There was a brief pause — “You’re on.”

“Hello, Captain Fairburn,” Grimm called toward the intercom. “This is Captain Stephen Grimm of the Solarian Merchantman Izbica. How can I assist you?”

There was a long silence, longer than the normal light-speed time lag for their current distance would account for. Grimm had the third-to-last board halfway reassembled by the time the Salamander finally responded. “Apparently, our records are in error,” Fairburn’s calm voice came over the speaker. “We have Stephen Grimm listed as a passenger, not the captain.”

“There’s been a slight shake-up in the chain of command,” Grimm told him. “None of your concern. What do you want?”

Silence descended as his words began their slow, speed-of-light journey to the distant RMN vessel. “What exactly are we going for here?” Bettor asked. “You hoping to convince him we’re pirates?”

“That’s the big buzz word around here these days,” Grimm reminded him. “Shouldn’t be too hard to get them to that conclusion. Once they do, they won’t look for other possibilities.”

“What are you going to do if he asks why we didn’t take the ship sooner?”

“Probably spin some nonsense about hoping Shresthra would pick up some high-tech stuff at Manticore we could add to our loot,” Grimm said. “But I doubt he’ll ask. Their focus now should be on doing whatever they can to catch us.”

“But they can’t catch us, right?” Bettor asked, his voice sounding just a little apprehensive. “You’re going to have that interface finished in time, right?”

“Don’t you worry your little head,” Grimm soothed. “A Salamander-class destroyer can pull a maximum of two hundred gees, but they’re not going to go over one-seventy. We can safely do about eighty. At our current vector differential — look, you can run the numbers yourself if you want. Bottom line: we’ll be out of here before they can get even close to a zero-zero.”

The speaker hissed with a sigh. “If you say so,” Bettor said. “You’d just better be right.”

* * *

Grimm’s — Captain Grimm’s — message ended, and for a long moment Salamander’s bridge was silent.

Not for lack of anything to say, Fairburn knew. But merely because everyone was thinking the same thing.
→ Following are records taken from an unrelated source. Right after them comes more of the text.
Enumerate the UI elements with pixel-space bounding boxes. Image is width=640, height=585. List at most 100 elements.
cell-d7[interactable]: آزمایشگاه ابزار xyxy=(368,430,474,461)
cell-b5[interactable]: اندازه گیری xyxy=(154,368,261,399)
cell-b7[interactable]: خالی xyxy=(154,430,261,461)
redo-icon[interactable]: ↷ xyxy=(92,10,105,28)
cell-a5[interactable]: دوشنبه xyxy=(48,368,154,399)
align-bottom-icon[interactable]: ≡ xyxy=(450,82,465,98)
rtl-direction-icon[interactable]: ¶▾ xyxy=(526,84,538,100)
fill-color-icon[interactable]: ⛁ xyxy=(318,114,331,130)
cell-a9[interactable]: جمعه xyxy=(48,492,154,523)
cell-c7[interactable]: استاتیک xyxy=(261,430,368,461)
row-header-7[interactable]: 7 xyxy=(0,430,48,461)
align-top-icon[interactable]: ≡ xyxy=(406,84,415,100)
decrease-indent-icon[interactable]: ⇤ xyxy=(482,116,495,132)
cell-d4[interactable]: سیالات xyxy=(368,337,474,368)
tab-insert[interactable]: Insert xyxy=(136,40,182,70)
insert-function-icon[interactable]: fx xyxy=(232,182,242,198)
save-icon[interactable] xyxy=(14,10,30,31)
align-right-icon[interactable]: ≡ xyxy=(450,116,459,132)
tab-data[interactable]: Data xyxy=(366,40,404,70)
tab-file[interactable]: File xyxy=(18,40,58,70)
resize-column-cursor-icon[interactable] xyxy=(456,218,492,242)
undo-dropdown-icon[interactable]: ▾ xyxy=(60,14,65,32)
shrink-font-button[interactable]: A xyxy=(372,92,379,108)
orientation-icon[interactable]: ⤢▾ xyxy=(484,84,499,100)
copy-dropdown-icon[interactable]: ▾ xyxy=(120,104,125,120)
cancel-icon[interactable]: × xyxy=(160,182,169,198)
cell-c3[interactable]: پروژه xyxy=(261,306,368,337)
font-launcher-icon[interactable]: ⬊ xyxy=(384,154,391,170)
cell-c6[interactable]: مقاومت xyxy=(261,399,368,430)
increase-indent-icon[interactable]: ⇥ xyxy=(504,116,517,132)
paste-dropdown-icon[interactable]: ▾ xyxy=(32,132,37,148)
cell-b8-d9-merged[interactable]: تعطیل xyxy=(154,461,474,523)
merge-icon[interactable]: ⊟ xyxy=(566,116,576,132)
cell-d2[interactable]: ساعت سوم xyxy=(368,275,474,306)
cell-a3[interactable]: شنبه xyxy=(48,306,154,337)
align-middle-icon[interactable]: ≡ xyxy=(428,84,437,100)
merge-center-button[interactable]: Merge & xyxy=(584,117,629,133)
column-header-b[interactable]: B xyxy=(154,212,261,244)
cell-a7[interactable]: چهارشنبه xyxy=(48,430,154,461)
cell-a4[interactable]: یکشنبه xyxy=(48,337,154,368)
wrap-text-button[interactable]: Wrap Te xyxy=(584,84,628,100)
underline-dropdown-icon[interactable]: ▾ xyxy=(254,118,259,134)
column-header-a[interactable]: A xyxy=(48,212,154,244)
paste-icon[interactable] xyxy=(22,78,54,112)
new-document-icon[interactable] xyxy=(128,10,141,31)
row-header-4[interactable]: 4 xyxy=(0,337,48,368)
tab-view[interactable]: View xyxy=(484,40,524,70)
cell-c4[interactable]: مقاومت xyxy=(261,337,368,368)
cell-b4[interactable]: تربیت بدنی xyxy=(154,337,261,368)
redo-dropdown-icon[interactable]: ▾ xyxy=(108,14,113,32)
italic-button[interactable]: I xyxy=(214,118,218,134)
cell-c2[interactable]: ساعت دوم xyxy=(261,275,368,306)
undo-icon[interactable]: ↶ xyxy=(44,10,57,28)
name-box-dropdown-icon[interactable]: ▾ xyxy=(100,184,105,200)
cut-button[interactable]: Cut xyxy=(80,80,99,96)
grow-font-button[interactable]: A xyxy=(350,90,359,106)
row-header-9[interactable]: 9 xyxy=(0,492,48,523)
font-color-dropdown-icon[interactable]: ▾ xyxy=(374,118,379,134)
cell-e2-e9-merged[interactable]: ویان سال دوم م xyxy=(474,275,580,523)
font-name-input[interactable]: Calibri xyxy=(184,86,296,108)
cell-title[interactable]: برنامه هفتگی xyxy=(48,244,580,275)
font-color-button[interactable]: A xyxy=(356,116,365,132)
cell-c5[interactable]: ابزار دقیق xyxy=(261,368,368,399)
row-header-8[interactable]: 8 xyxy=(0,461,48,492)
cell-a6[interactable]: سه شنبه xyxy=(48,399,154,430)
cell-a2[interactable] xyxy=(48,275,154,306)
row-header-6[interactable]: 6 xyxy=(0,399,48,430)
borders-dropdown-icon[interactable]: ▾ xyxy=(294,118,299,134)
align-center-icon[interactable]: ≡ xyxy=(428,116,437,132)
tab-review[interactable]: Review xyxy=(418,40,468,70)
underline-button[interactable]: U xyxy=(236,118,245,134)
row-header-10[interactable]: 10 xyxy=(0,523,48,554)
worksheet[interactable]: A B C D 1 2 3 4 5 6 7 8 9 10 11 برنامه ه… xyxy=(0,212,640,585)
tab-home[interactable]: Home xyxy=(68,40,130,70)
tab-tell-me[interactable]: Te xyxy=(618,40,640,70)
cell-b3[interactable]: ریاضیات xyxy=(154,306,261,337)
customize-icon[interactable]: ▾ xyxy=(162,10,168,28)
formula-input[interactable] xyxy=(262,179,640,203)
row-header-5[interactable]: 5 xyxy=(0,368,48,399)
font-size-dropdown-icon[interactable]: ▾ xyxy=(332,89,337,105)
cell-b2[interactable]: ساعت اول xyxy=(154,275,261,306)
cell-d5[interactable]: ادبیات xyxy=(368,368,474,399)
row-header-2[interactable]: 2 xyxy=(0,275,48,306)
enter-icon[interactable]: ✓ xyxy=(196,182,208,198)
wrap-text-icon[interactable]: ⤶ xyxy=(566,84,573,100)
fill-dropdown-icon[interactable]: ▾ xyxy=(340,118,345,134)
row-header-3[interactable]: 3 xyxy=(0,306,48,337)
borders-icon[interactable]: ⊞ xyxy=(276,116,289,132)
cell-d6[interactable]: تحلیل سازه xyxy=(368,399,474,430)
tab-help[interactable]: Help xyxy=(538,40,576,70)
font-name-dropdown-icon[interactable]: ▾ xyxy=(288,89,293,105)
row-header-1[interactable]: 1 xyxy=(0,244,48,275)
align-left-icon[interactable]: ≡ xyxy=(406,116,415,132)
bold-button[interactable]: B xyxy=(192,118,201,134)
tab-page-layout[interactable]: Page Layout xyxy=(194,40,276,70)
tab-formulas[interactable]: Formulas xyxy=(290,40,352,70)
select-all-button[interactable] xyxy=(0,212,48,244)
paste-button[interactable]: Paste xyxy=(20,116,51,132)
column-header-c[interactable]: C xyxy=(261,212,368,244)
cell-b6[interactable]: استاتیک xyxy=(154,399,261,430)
Izbica had been hijacked. And there was only one reason why a simple freighter with no ransom-worthy people aboard would be seized.

Grimm and his fellow passengers were pirates.

Pirates.

The word seemed to hang in front of Fairburn’s eyes. After all these years of sifting through flight data, listening to rumors, and traveling across interstellar space, he and Salamander finally had found real, living, breathing pirates.

And unless he did something fast, those pirates were going to get away.

He squared his shoulders. “Increase acceleration to one point eight KPS squared,” he ordered, wishing briefly that his voice was the deep, resonant type. This was history in the making. “And recalculate for zero-zero.”

There was a brief silence, and he knew what they were all thinking. Eighty percent of maximum acceleration was one point six KPS squared, and standing orders were to stay below that line unless at dire need.

But Izbica held the proof that would finally and permanently shut up Chancellor Breakwater and the rest of the doubters in Parliament. There was no way in hell that Fairburn was going to let that proof get away.

The rest of the bridge crew knew that, too. That, or they knew better than to argue with their captain. “One point eight KPS squared, aye,” the helm confirmed.

“Recalculating zero-zero,” Ravel added.

“Good,” Fairburn said. “And go to Readiness One,” he added. “Izbica appears to have taken by pirates.” History in the making… “We’re going to take her back.”